Sebastião Salgado, the Brazilian who documented through photography the great contemporary challenges, such as the protection of the environment, migrations or work, has died this Friday at age 81, as confirmed by the Terra Institute, which he created with his wife, Lélia Wanick Salgado. The photographer has died in Paris, where he lived, because of a leukemia, according to his family, Efe reports. The disease was one of the many sequelae of a malaria that contracted decades ago. The artist, who took the photojournalism to the art category and mastery black and white throughout his career, planned to participate, this Saturday in Reims, in the inauguration of stained glass windows designed by one of his children for a church, according to Folha de S. Paulo.
Sebastião Ribeiro Salgado Júnior was born in 1944 in a town called Conceição do Capim, in the coffee and mining state of Minas Gerais. His training in economics molded his vision of the world, made him focus on the injustices that corrode the planet and marginalized. The artist’s label disliked him, he preferred to define himself as a photojournalist. Someone concerned about the evils that afflict the most disadvantaged, for consumerist avidity, for the health of the planet.
He dedicated his last great project to the Amazon, who portrayed in all his splendor in order to alert the world about his extreme fragility. It was in a way a return home after a successful international career. His exhibitions, in which beauty served to open deep reflections, toured the world. His wife was his closest collaborator as a curator of his exhibitions and editor of his monumental books, such as Éxodos, Genesis o Workers.
Lélia Wanick Salgado made the final selection of the images, the distillate of a documentary work that involved years of her husband’s trips through several countries she returned with thousands and thousands of images. The Brazilian put his lens on many of the most marginalized communities in the world, were rural workers, poachers in search of the gold peep that would change their lives, the Africans who wandered for desert lands in search of water and a future or the indigenous people.

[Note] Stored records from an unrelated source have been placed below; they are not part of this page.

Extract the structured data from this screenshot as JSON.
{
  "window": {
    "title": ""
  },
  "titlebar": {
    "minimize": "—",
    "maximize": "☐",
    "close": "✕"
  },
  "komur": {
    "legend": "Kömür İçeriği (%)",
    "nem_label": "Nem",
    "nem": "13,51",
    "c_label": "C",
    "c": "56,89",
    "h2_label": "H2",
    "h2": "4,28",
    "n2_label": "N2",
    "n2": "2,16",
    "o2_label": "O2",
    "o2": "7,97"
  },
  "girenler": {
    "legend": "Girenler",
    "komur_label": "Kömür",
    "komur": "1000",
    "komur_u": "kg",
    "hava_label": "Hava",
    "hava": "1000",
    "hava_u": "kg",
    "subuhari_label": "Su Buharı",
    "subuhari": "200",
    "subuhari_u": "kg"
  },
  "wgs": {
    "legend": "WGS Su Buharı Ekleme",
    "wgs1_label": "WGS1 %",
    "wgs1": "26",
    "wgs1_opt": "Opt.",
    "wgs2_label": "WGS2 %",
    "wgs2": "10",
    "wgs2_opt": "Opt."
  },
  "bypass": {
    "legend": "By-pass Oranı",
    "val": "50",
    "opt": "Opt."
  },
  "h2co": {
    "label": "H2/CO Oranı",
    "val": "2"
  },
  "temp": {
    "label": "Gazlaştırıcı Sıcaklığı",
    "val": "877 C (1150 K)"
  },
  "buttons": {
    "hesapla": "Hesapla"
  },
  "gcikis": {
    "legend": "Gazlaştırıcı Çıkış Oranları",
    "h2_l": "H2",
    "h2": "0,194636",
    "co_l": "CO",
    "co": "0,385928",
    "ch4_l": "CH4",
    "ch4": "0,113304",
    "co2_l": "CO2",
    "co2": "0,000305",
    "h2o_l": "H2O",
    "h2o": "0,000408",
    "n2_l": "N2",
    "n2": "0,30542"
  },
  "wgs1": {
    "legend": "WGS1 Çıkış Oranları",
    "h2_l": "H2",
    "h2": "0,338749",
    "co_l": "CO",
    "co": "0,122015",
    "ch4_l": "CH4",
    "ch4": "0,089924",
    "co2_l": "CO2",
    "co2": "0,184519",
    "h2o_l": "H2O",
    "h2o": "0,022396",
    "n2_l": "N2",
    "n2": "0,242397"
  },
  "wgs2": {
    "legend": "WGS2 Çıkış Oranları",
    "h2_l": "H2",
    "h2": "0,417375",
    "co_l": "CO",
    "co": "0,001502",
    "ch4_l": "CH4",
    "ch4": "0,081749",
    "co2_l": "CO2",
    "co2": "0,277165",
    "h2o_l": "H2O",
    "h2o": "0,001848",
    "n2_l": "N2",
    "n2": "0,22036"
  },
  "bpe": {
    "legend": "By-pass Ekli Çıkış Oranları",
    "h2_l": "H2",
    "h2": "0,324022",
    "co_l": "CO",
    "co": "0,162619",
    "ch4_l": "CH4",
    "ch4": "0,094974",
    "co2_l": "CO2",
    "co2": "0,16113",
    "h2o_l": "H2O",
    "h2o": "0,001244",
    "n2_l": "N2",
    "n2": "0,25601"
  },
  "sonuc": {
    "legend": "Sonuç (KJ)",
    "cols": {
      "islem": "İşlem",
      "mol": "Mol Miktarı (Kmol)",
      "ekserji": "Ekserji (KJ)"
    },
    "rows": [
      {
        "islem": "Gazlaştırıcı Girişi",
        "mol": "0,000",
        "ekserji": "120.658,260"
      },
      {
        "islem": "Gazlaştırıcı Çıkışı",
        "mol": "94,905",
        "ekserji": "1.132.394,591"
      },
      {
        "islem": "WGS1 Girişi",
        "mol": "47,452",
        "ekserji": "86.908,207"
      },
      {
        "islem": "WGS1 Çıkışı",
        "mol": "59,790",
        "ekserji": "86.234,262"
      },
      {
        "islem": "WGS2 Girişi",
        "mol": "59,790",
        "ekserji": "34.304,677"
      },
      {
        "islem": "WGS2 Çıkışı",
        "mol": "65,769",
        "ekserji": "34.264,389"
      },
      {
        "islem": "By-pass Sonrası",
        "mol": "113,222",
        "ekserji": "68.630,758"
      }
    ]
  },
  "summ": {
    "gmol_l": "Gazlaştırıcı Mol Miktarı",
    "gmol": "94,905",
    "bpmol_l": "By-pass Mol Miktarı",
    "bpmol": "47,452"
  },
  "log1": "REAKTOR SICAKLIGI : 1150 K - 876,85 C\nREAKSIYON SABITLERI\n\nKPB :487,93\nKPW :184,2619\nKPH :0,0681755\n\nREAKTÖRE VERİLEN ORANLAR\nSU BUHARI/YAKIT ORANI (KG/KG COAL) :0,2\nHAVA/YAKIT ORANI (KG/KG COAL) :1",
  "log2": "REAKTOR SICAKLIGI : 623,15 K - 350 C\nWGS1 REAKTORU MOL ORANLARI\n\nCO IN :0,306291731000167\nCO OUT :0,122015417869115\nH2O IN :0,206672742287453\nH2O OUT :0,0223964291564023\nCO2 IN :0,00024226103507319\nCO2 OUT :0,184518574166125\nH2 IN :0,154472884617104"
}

In his 48 expeditions to the Amazon for several decades he was accompanied by a mountain guide. He also traveled with guides, translator, anthropologist and cook. Upon reaching a village, he accompanied the natives in their daily tasks such as hunting or cooking before placing a cloth to create a study in the middle of the jungle and ask them to pose.

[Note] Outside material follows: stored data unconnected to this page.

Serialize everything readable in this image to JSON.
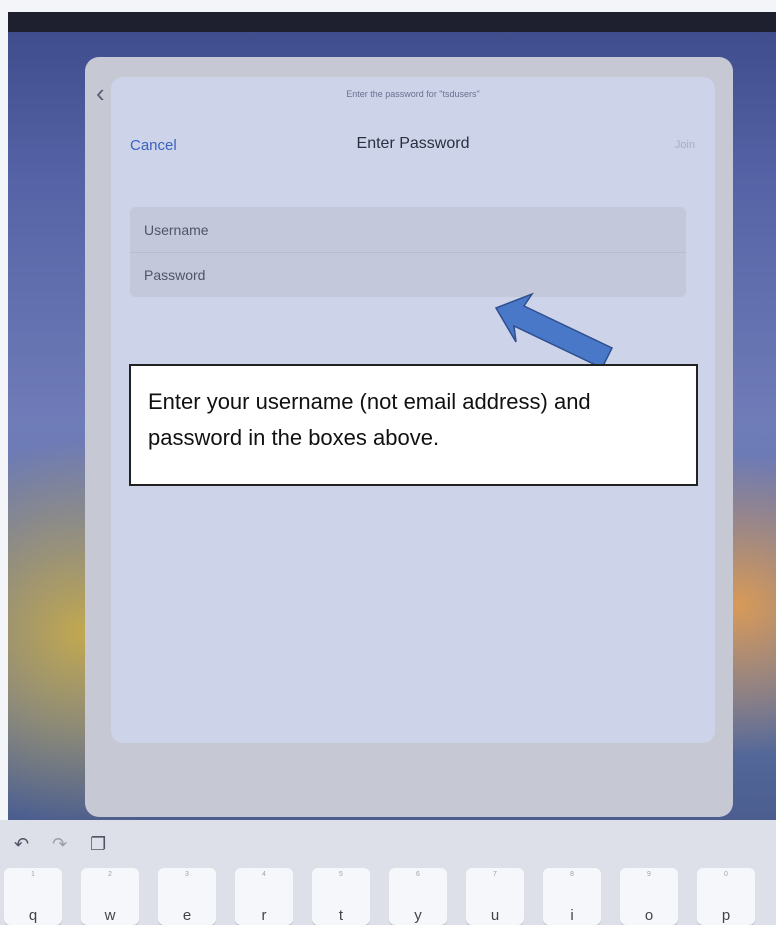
{
  "dialog": {
    "prompt": "Enter the password for \"tsdusers\"",
    "title": "Enter Password",
    "cancel_label": "Cancel",
    "join_label": "Join",
    "username_placeholder": "Username",
    "password_placeholder": "Password"
  },
  "callout": {
    "text": "Enter your username (not email address) and password in the boxes above."
  },
  "keyboard": {
    "keys": [
      "q",
      "w",
      "e",
      "r",
      "t",
      "y",
      "u",
      "i",
      "o",
      "p"
    ],
    "top_glyphs": [
      "1",
      "2",
      "3",
      "4",
      "5",
      "6",
      "7",
      "8",
      "9",
      "0"
    ]
  },
  "colors": {
    "accent": "#3a63c0",
    "arrow": "#4a78c8"
  }
}
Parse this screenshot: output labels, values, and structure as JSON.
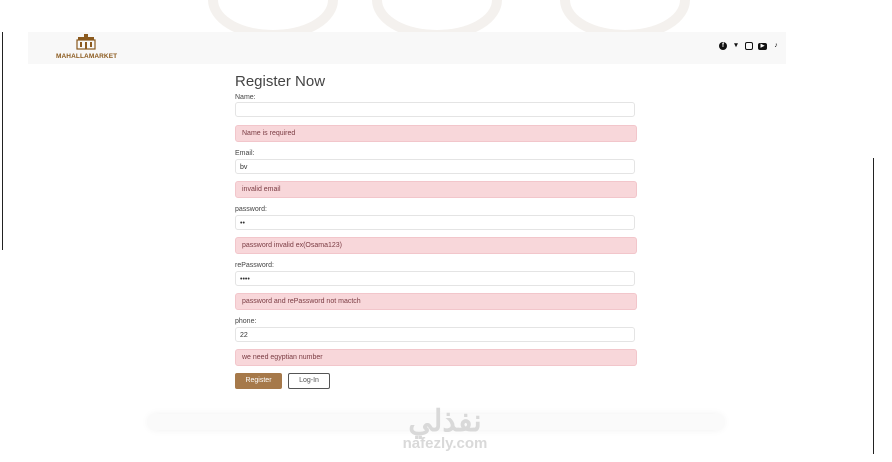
{
  "header": {
    "brand_text": "MAHALLAMARKET",
    "social_icons": [
      "facebook-icon",
      "twitter-icon",
      "instagram-icon",
      "youtube-icon",
      "tiktok-icon"
    ]
  },
  "form": {
    "title": "Register Now",
    "name": {
      "label": "Name:",
      "value": "",
      "error": "Name is required"
    },
    "email": {
      "label": "Email:",
      "value": "bv",
      "error": "invalid email"
    },
    "password": {
      "label": "password:",
      "value": "••",
      "error": "password invalid ex(Osama123)"
    },
    "repassword": {
      "label": "rePassword:",
      "value": "••••",
      "error": "password and rePassword not mactch"
    },
    "phone": {
      "label": "phone:",
      "value": "22",
      "error": "we need egyptian number"
    },
    "register_label": "Register",
    "login_label": "Log-In"
  },
  "watermark": {
    "arabic": "نفذلي",
    "latin": "nafezly.com"
  },
  "colors": {
    "accent": "#a6794a",
    "error_bg": "#f8d7da",
    "brand": "#8b5a1e"
  }
}
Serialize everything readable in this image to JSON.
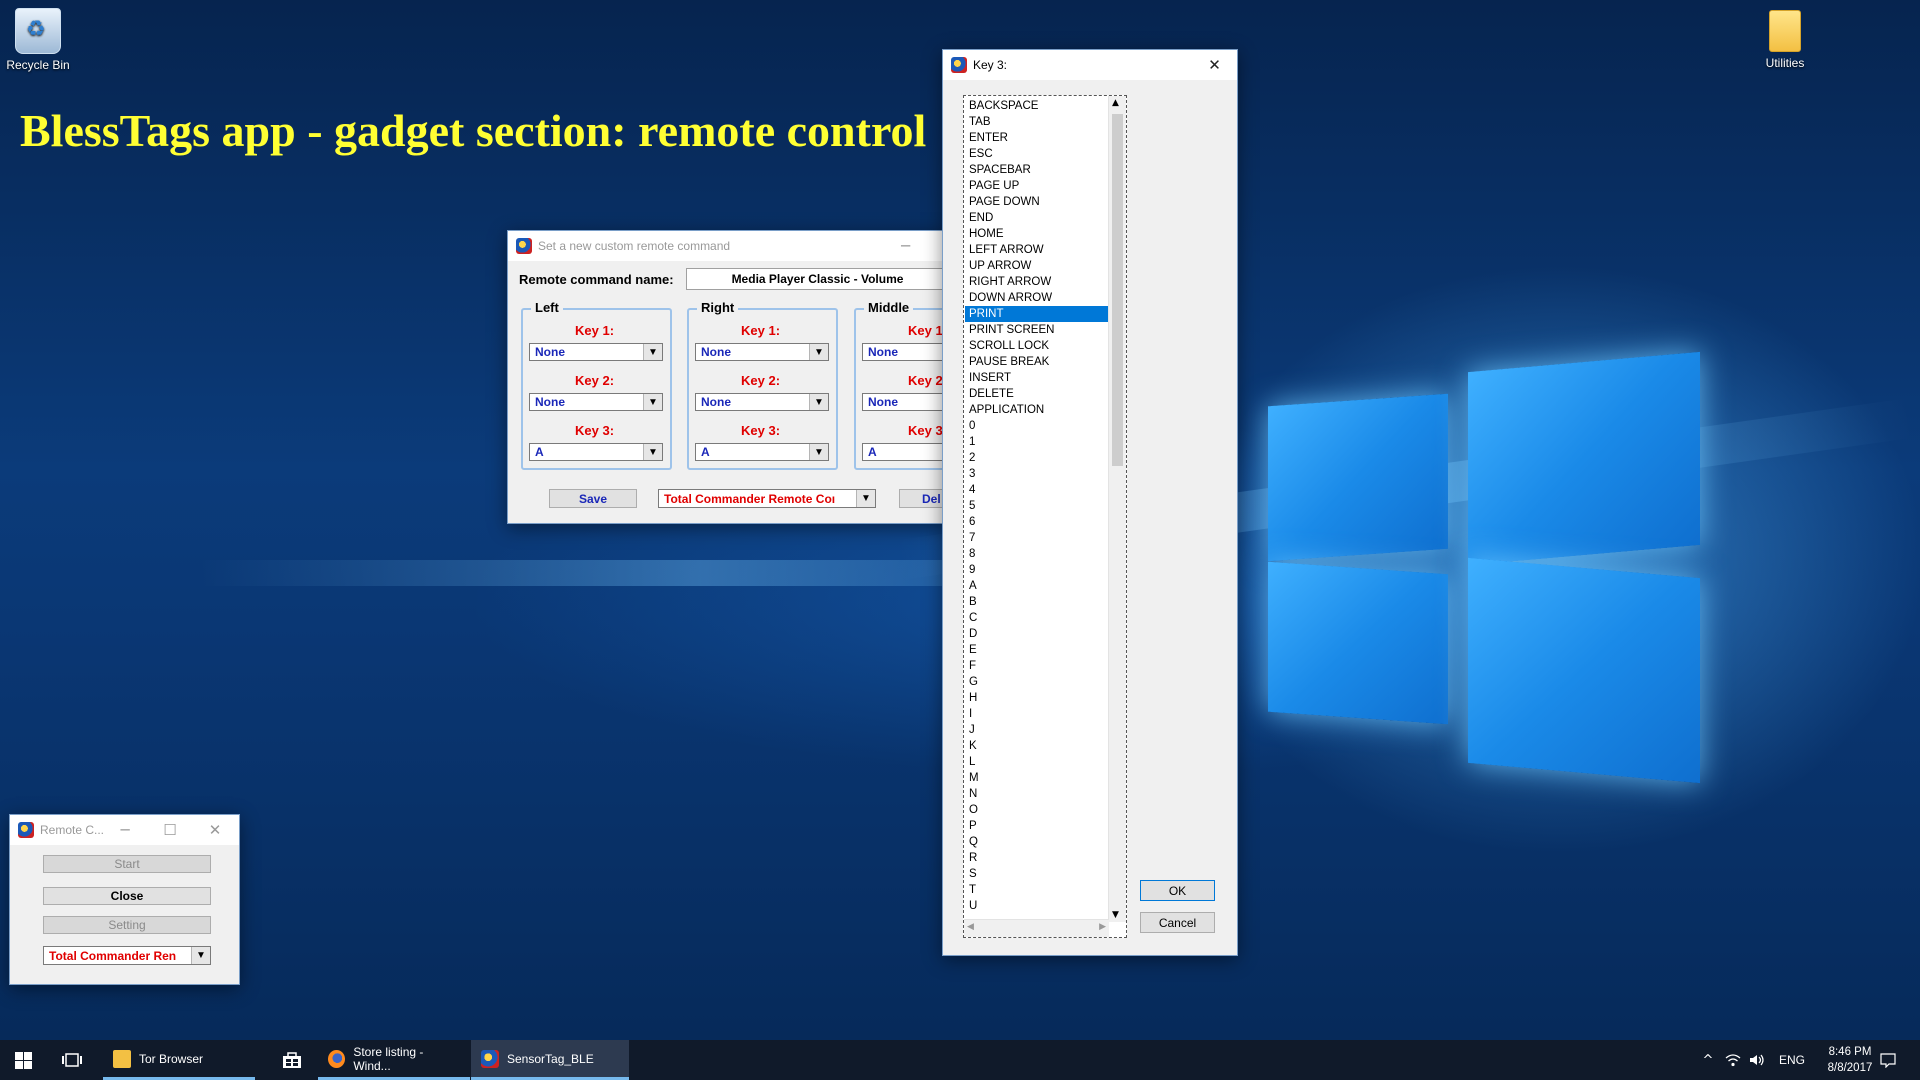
{
  "desktop": {
    "headline": "BlessTags app - gadget section: remote control",
    "icons": [
      {
        "label": "Recycle Bin",
        "icon": "recycle-bin-icon"
      },
      {
        "label": "Utilities",
        "icon": "folder-icon"
      }
    ]
  },
  "custom_window": {
    "title": "Set a new custom remote command",
    "minimize": "─",
    "name_label": "Remote command name:",
    "name_value": "Media Player Classic - Volume",
    "groups": [
      {
        "title": "Left",
        "keys": [
          {
            "label": "Key 1:",
            "value": "None"
          },
          {
            "label": "Key 2:",
            "value": "None"
          },
          {
            "label": "Key 3:",
            "value": "A"
          }
        ]
      },
      {
        "title": "Right",
        "keys": [
          {
            "label": "Key 1:",
            "value": "None"
          },
          {
            "label": "Key 2:",
            "value": "None"
          },
          {
            "label": "Key 3:",
            "value": "A"
          }
        ]
      },
      {
        "title": "Middle",
        "keys": [
          {
            "label": "Key 1",
            "value": "None"
          },
          {
            "label": "Key 2",
            "value": "None"
          },
          {
            "label": "Key 3",
            "value": "A"
          }
        ]
      }
    ],
    "save_label": "Save",
    "preset_value": "Total Commander Remote Coı",
    "delete_label": "Del"
  },
  "key_dialog": {
    "title": "Key 3:",
    "close": "✕",
    "selected": "PRINT",
    "items": [
      "BACKSPACE",
      "TAB",
      "ENTER",
      "ESC",
      "SPACEBAR",
      "PAGE UP",
      "PAGE DOWN",
      "END",
      "HOME",
      "LEFT ARROW",
      "UP ARROW",
      "RIGHT ARROW",
      "DOWN ARROW",
      "PRINT",
      "PRINT SCREEN",
      "SCROLL LOCK",
      "PAUSE BREAK",
      "INSERT",
      "DELETE",
      "APPLICATION",
      "0",
      "1",
      "2",
      "3",
      "4",
      "5",
      "6",
      "7",
      "8",
      "9",
      "A",
      "B",
      "C",
      "D",
      "E",
      "F",
      "G",
      "H",
      "I",
      "J",
      "K",
      "L",
      "M",
      "N",
      "O",
      "P",
      "Q",
      "R",
      "S",
      "T",
      "U"
    ],
    "ok_label": "OK",
    "cancel_label": "Cancel"
  },
  "remote_window": {
    "title": "Remote C...",
    "minimize": "─",
    "maximize": "☐",
    "close": "✕",
    "start_label": "Start",
    "close_label": "Close",
    "setting_label": "Setting",
    "preset_value": "Total Commander Ren"
  },
  "taskbar": {
    "apps": [
      {
        "label": "Tor Browser",
        "icon": "folder-icon"
      },
      {
        "label": "",
        "icon": "store-icon"
      },
      {
        "label": "Store listing - Wind...",
        "icon": "firefox-icon"
      },
      {
        "label": "SensorTag_BLE",
        "icon": "sensortag-icon"
      }
    ],
    "lang": "ENG",
    "time": "8:46 PM",
    "date": "8/8/2017"
  },
  "colors": {
    "accent": "#0078d7",
    "headline": "#ffff33",
    "key_label": "#e00000",
    "combo_text": "#1a27b8"
  }
}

“The indigenous people of Brazil have never been so threatened, but not so organized,” he said in 2022 by presenting in São Paulo the inaugural exhibition of Amazonia. The sample, the result of seven years of over -up and expeditions to the jungle. In that appearance he already made it clear that Amazonia’s was the final project of his life, but also that a photographer like him never retires because he never leaves the camera or the desire to document the world around him.
Still as an economist, Salgado began taking pictures with a Leica during some work trips in Africa. Fascinated, in a few years he left office as secretary of the International Coffee Organization and undertook a career as an independent photographer. The murder attempt by President Ronald Reagan, in 1981, at the hands of an actress’s admirer Jodie Foster, changed the life of the Brazilian photographer, who collaborated with some press agencies. Salgado, who covered the first 100 days of the Republican in power, witnessed the attack, in Washington, and his photos went around the world. With the money he won, he marched to Africa to work in his first personal project.

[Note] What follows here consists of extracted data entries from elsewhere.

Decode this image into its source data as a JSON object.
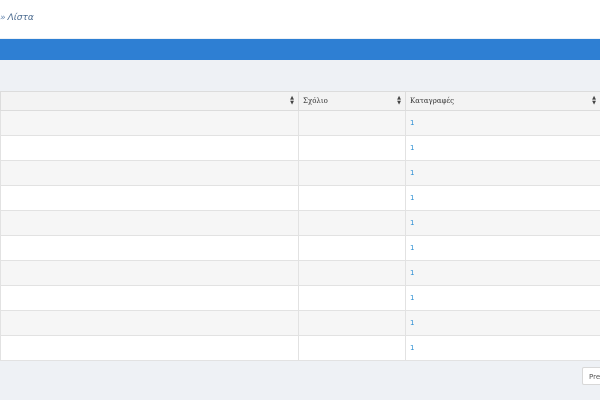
{
  "breadcrumb": {
    "separator": "»",
    "current": "Λίστα"
  },
  "table": {
    "headers": [
      "",
      "Σχόλιο",
      "Καταγραφές"
    ],
    "rows": [
      {
        "col1": "",
        "col2": "",
        "col3": "1"
      },
      {
        "col1": "",
        "col2": "",
        "col3": "1"
      },
      {
        "col1": "",
        "col2": "",
        "col3": "1"
      },
      {
        "col1": "",
        "col2": "",
        "col3": "1"
      },
      {
        "col1": "",
        "col2": "",
        "col3": "1"
      },
      {
        "col1": "",
        "col2": "",
        "col3": "1"
      },
      {
        "col1": "",
        "col2": "",
        "col3": "1"
      },
      {
        "col1": "",
        "col2": "",
        "col3": "1"
      },
      {
        "col1": "",
        "col2": "",
        "col3": "1"
      },
      {
        "col1": "",
        "col2": "",
        "col3": "1"
      }
    ]
  },
  "pagination": {
    "prev_label": "Pre"
  },
  "colors": {
    "header_bar": "#2e7fd3",
    "link": "#2e8fd3",
    "page_bg": "#eef1f5"
  }
}
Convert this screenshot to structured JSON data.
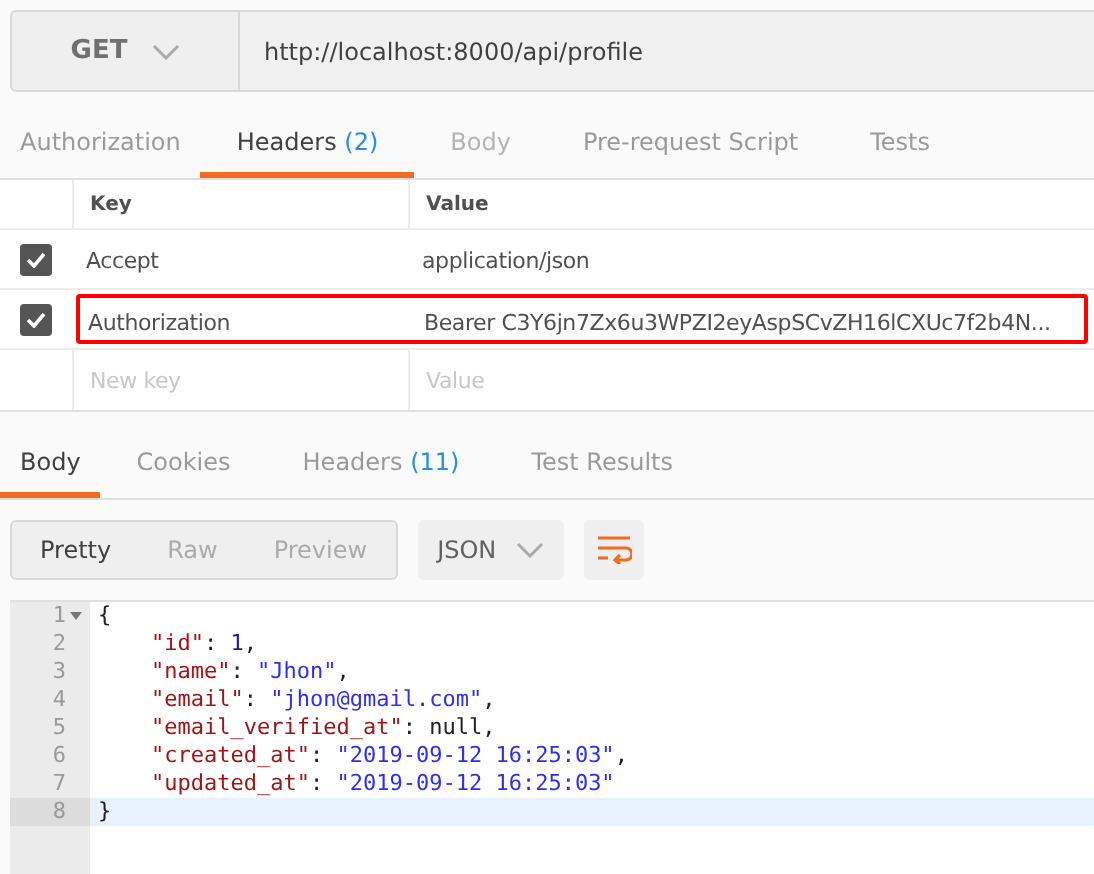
{
  "request": {
    "method": "GET",
    "url": "http://localhost:8000/api/profile"
  },
  "request_tabs": [
    {
      "label": "Authorization",
      "selected": false,
      "disabled": false
    },
    {
      "label": "Headers",
      "count": "(2)",
      "selected": true,
      "disabled": false
    },
    {
      "label": "Body",
      "selected": false,
      "disabled": true
    },
    {
      "label": "Pre-request Script",
      "selected": false,
      "disabled": false
    },
    {
      "label": "Tests",
      "selected": false,
      "disabled": false
    }
  ],
  "headers_table": {
    "columns": [
      "Key",
      "Value"
    ],
    "rows": [
      {
        "key": "Accept",
        "value": "application/json",
        "checked": true,
        "highlighted": false
      },
      {
        "key": "Authorization",
        "value": "Bearer C3Y6jn7Zx6u3WPZI2eyAspSCvZH16lCXUc7f2b4N...",
        "checked": true,
        "highlighted": true
      }
    ],
    "new_row": {
      "key_placeholder": "New key",
      "value_placeholder": "Value"
    }
  },
  "response_tabs": [
    {
      "label": "Body",
      "selected": true
    },
    {
      "label": "Cookies",
      "selected": false
    },
    {
      "label": "Headers",
      "count": "(11)",
      "selected": false
    },
    {
      "label": "Test Results",
      "selected": false
    }
  ],
  "view_modes": [
    {
      "label": "Pretty",
      "selected": true
    },
    {
      "label": "Raw",
      "selected": false
    },
    {
      "label": "Preview",
      "selected": false
    }
  ],
  "format": "JSON",
  "code": [
    {
      "number": "1",
      "fold": true,
      "current": false,
      "parts": [
        {
          "kind": "plain",
          "text": "{"
        }
      ]
    },
    {
      "number": "2",
      "fold": false,
      "current": false,
      "parts": [
        {
          "kind": "key",
          "text": "\"id\""
        },
        {
          "kind": "plain",
          "text": ": "
        },
        {
          "kind": "number",
          "text": "1"
        },
        {
          "kind": "plain",
          "text": ","
        }
      ]
    },
    {
      "number": "3",
      "fold": false,
      "current": false,
      "parts": [
        {
          "kind": "key",
          "text": "\"name\""
        },
        {
          "kind": "plain",
          "text": ": "
        },
        {
          "kind": "string",
          "text": "\"Jhon\""
        },
        {
          "kind": "plain",
          "text": ","
        }
      ]
    },
    {
      "number": "4",
      "fold": false,
      "current": false,
      "parts": [
        {
          "kind": "key",
          "text": "\"email\""
        },
        {
          "kind": "plain",
          "text": ": "
        },
        {
          "kind": "string",
          "text": "\"jhon@gmail.com\""
        },
        {
          "kind": "plain",
          "text": ","
        }
      ]
    },
    {
      "number": "5",
      "fold": false,
      "current": false,
      "parts": [
        {
          "kind": "key",
          "text": "\"email_verified_at\""
        },
        {
          "kind": "plain",
          "text": ": null,"
        }
      ]
    },
    {
      "number": "6",
      "fold": false,
      "current": false,
      "parts": [
        {
          "kind": "key",
          "text": "\"created_at\""
        },
        {
          "kind": "plain",
          "text": ": "
        },
        {
          "kind": "string",
          "text": "\"2019-09-12 16:25:03\""
        },
        {
          "kind": "plain",
          "text": ","
        }
      ]
    },
    {
      "number": "7",
      "fold": false,
      "current": false,
      "parts": [
        {
          "kind": "key",
          "text": "\"updated_at\""
        },
        {
          "kind": "plain",
          "text": ": "
        },
        {
          "kind": "string",
          "text": "\"2019-09-12 16:25:03\""
        }
      ]
    },
    {
      "number": "8",
      "fold": false,
      "current": true,
      "parts": [
        {
          "kind": "plain",
          "text": "}"
        }
      ]
    }
  ]
}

“It was said that I made aesthetics of misery. And shit! Photography my world,” said the Brazilian in an interview with The weekly country, In 2019, in reference to a verbalized criticism by Susan Sontag. In that conversation he also explained that his decision to work exclusively in black and white was due to the attempt to prevent the color of distracted to the observers of the protagonists of his work. Portraying the disadvantaged of the Earth was not a personal choice, he said, but a pure reflection of their origin. “I am a third world person. I know Africa as the lines of my hand because only 150 million years ago Africa and America were the same continent.”